Questions were raised regarding some of the parallel grooves, or streaks, on Vesta’s surface. What could have caused those marks, audience members asked Conod. “They go on much longer than can be explained by impact,” Conod responded. “They are really quite long … It’s under investigation.”

This full view of the giant asteroid Vesta was taken by NASA’s Dawn spacecraft on July 24, 2011, at a distance of 3,200 miles. This view of Vesta shows impact craters of various sizes and grooves parallel to the equator. What caused those parallel grooves? Image credit: NASA/JPL-Caltech/UCLA/MPS/DLR/IDA

Later this month, NASA will obtain more images (eight times higher resolution) of Vesta. We’ll keep you posted here on Space Oddities.

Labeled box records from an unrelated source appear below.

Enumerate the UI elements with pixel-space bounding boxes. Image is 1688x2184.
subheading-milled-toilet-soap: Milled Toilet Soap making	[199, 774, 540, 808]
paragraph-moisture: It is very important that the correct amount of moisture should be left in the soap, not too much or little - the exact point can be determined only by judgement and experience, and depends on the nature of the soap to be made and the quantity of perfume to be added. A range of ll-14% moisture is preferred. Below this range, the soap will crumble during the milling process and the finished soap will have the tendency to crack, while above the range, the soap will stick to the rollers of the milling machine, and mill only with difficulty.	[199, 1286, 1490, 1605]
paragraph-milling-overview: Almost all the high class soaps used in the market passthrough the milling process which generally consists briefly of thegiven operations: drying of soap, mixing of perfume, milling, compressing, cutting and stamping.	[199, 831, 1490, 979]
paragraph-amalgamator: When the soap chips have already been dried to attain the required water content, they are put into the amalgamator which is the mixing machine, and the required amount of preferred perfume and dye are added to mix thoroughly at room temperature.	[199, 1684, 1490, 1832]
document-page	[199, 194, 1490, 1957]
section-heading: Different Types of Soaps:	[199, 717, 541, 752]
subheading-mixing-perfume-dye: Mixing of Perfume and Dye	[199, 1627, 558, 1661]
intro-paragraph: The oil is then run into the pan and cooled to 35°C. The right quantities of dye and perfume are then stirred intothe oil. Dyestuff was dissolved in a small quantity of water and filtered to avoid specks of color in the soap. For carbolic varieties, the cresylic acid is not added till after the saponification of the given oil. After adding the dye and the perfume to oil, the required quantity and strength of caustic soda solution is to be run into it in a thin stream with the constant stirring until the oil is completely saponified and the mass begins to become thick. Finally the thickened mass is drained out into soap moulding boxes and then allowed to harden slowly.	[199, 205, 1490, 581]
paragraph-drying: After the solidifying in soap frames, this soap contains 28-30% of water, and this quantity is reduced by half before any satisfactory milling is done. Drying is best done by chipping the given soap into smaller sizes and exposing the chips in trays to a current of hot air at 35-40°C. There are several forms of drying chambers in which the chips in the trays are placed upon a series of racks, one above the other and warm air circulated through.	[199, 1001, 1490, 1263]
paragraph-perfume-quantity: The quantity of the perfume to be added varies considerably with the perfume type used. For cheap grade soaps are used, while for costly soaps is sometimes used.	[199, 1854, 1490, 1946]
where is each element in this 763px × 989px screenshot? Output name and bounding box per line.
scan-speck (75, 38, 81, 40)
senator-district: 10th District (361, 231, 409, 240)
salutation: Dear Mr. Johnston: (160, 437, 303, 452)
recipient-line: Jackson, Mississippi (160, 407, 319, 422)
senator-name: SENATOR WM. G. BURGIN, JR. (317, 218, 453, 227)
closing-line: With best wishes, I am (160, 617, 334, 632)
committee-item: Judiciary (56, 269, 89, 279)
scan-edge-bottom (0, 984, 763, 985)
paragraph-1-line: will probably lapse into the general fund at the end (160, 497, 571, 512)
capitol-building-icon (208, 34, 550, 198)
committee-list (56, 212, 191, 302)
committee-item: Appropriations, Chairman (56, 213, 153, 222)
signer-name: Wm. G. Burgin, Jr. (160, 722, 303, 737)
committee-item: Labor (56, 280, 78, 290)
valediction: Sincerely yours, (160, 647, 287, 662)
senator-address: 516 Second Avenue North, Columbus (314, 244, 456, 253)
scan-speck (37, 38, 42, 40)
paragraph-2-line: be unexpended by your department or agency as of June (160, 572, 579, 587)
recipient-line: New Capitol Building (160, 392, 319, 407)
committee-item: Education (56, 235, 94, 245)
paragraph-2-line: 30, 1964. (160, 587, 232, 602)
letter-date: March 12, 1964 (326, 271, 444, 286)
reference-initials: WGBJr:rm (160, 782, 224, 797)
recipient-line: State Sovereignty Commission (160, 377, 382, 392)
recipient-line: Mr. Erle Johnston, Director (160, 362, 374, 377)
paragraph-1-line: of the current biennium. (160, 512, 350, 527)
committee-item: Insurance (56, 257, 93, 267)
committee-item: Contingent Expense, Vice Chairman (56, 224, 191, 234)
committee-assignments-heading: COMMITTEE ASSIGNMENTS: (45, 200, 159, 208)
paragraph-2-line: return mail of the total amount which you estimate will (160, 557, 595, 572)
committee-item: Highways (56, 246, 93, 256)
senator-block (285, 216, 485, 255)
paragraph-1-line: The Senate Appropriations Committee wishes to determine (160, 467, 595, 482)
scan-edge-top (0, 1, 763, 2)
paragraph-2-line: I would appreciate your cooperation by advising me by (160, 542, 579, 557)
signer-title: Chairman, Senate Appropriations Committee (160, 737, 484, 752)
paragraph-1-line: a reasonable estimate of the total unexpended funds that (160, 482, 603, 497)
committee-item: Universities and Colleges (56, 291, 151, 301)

After its rendezvous with Vesta, Dawn will head out to the dwarf planet Ceres. “It’s going to be an interesting world to explore,” Conod said.

There are only five objects classified as dwarf planets in our solar system. Perhaps the most famous is Pluto, which was declassified from a planet to a dwarf planet in 2006.

Other interesting asteroid/Dawn facts:

  • According to Conod, if you took all the asteroids in our solar system and mashed them other, their total mass would only be 4 percent of that of our moon. Wow.
  • When thinking about the asteroid belt, people usually reflect on what they’ve seen on television: Spaceships quickly darting out of the way of thousands of incoming rocks. But, Conod said, the average distance between asteroids is about 2 million miles.  Wow again. “Collisions aren’t that common,” Conod said.
  • Dawn, launched in 2007, is the first solar spacecraft to travel past Mars.
  • Dawn uses ion propulsion, or electrical fields for power; unlike chemical reactions that were used for the Space Shuttle Program. An example: Conod said for 5,400 pounds of chemical propellant, only 540 pounds of ions are needed. Ion propulsion will allow scientists to go deeper and deeper into space. Read more about that here.
  • Of all the meteorites that have crashed onto Earth, 5 percent has come from Vesta’s crust.